Selon Monsieur Poutine, l’opération militaire spéciale est, en réalité, un conflit entre la Russie et l’OTAN chacun visant la domination mondiale. Quelle est la situation actuelle ?« La Russie a perdu 48.700 soldats, 12 généraux, 2009 chars, 3 navires, 234 avions et 7.500 camions. L’OTAN n’est pas encore arrivé »

Le poète russe Alexandre Pouchkine en écoutant Nicolas Gogol lui lire un passage du roman Les Ames Mortes, à un moment donné, éclate de rire et se met soudain à réfléchir et dit, avec désespoir, « Mon Dieu, notre Russie est si triste » (AAEL-JP-23.07.22). Il y a presque 200 ans mais la Russie est toujours encore plus triste.

 

Car on doit convenir que les pires choses que M. Poutine fait le sont à son propre peuple. Raconter (et obliger, le peuple d’accepter sous risque de prison) que la guerre qu’il a déclenché en Ukraine est une « opération spéciale» : tromper les recrus envoyés au combat lorsqu’ils pensaient qu’ils allaient faire des exercices d’entraînement, les équiper avec des armes datant des années soixante, les laisser chercher de la nourriture pendant les combats, abandonner les corps des morts sur place, ne pas dire à leurs familles qu’ils sont morts, adopter des lois qui empêchent les Russes de découvrir la vérité ou de dire la vérité, arrêter et/ou tuer des dissidents, détruire l’économie russe pour des décennies, faire fuir plus de 4 millions des meilleurs et des plus brillants jeunes Russes, détruire les plans et les rêves d’une génération, tout en se prenant pour Pierre le Grand et se donnant l’objectif de reconstituer l’empire russe de son temps et j’en passe et des pires. Pauvre peuple russe – Pierre le Grand a poussé la Russie vers l’avenir, M. Poutine la pousse vers son plus misérable passé.

S’agissant d’un bilan il faut regarder les deux tableaux, le russe et l’ukrainien.

 

Les forces russes ont rendu environ 45 000 km2 de territoires depuis le 21 mars (date estimée de leur avancée la plus profonde en Ukraine), une zone plus vaste que le Danemark.
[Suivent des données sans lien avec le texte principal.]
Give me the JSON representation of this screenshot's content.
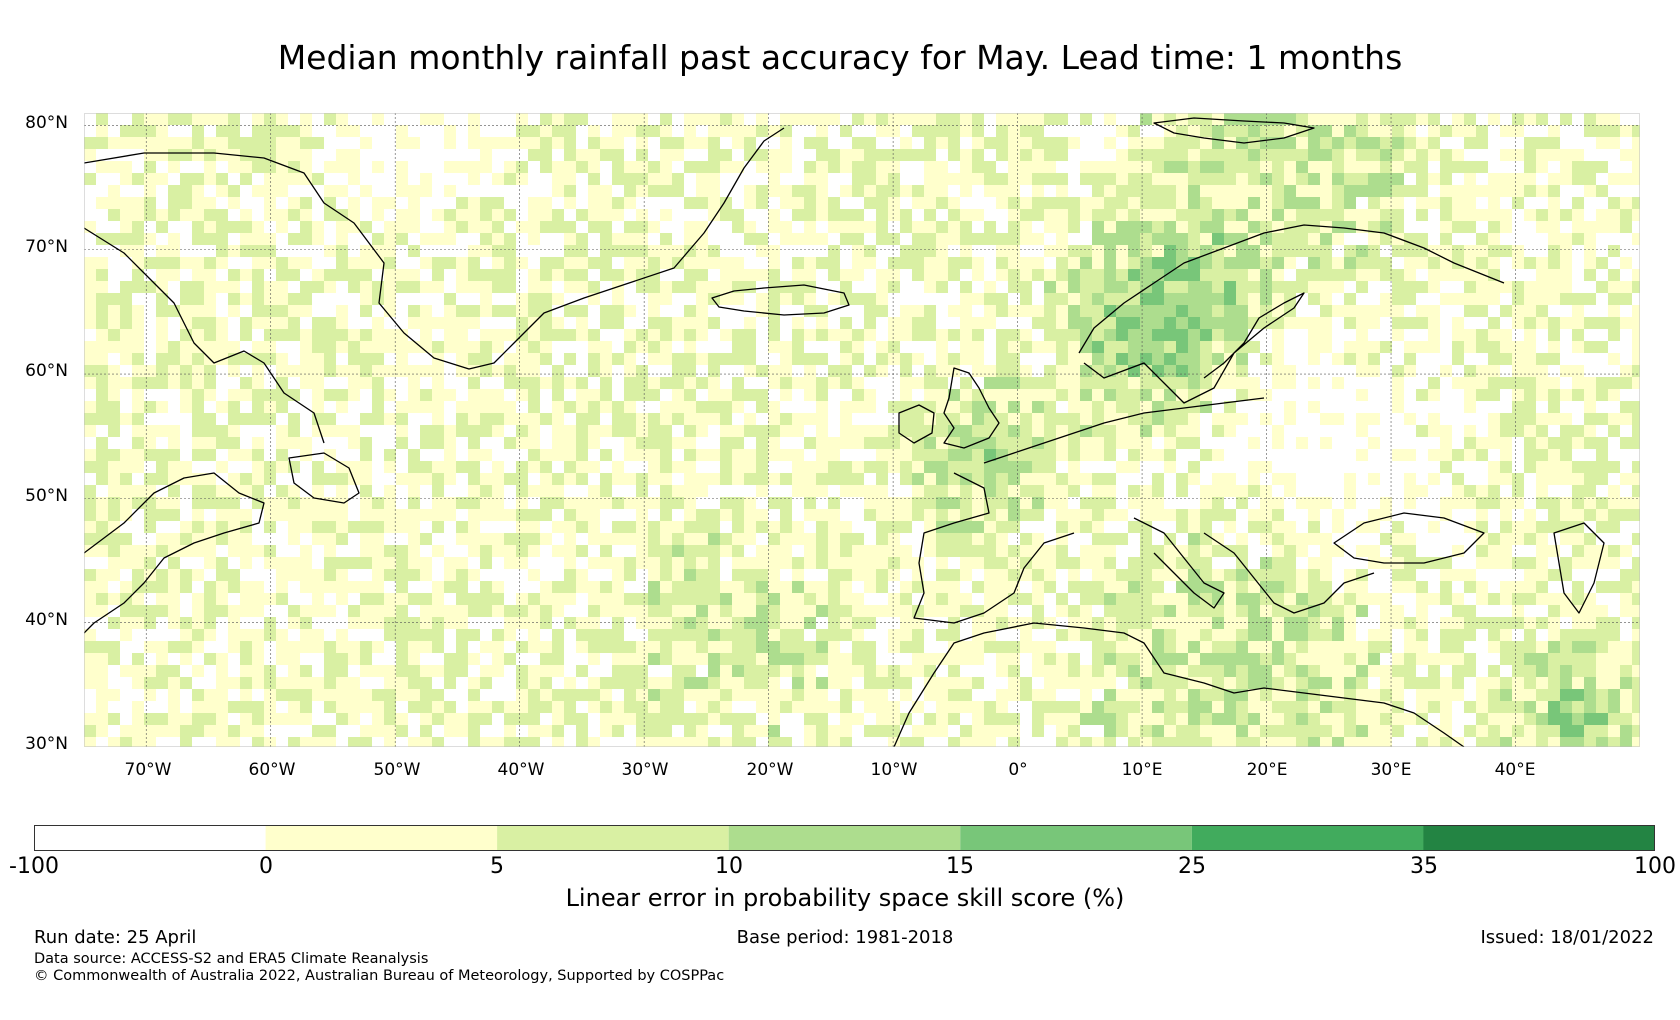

Comme l’a déjà évalué l’ISW, les forces russes ne sont pas en mesure de traduire des gains tactiques limités en succès opérationnels plus larges, et leurs opérations offensives dans l’Est de l’Ukraine stagnent. (ISW 25.08.22). On se souvient que l’abandon honteux de l’offensive pour prendre Kiev a conduit à une pause, supposée pour refaire les effectifs et les doter de nouvelles armes. Depuis que la Russie a repris les opérations offensives après cette pause, le 16 juillet, les forces russes ont gagné environ 450,84 km2 (environ 174 miles carrés) de nouveaux territoires, une zone d’à peu près la taille d’Andorre. Comparez le Danemark avec l’Andorre. Pendant les six mois écoulés depuis le début de la guerre, selon des sources ukrainiennes, données corroborées en partie par ORYX et/ou le ministère de la Défense d’UK, l’armée russe aurait perdu 

 Le Pentagone estime les pertes militaires de la Russie à 70.000 morts et blessés. Dans la seconde moitié de juillet 2022, la CIA estimait les pertes russes à 15.000 morts et 45.000 blessés. A fin août des responsables occidentaux de la défense estiment que plus de 80.000 soldats russes ont été tués et/ou blessés depuis le début de l’invasion. Par-delà le nombre, la tendance à grande pente positive laisse comprendre que les pertes russes loin de s’arrêter continuent : la formation des nouveaux recrus doit en être une cause majeure comme la stagnation actuelle de l’armée russe sur des positions défensives fixes plus facilement attaquées par des HIMARS et autres équipements de précision (CESARS).

 

Selon diverses estimations, la guerre en Ukraine coûte à l’économie russe environ 1 milliard de dollars par jour (soit env. 180 milliards de $ pour les six mois), et le déficit budgétaire du pays pour juillet s’élevait à 879 milliards de roubles (env.10 milliards euros - le salaire moyen mensuel en Russie était en 2021 de 32.422 roubles, soit env. 390 $) car les recettes de la TVA ont chuté de plus de 40% . Le secteur bancaire russe a perdu pendant le premier semestre 2022 1,5 trillion de roubles (24,8 milliards de dollars - taux le plus élevé du rouble car contrôle des changes…), a déclaré vendredi un haut responsable de la Banque centrale.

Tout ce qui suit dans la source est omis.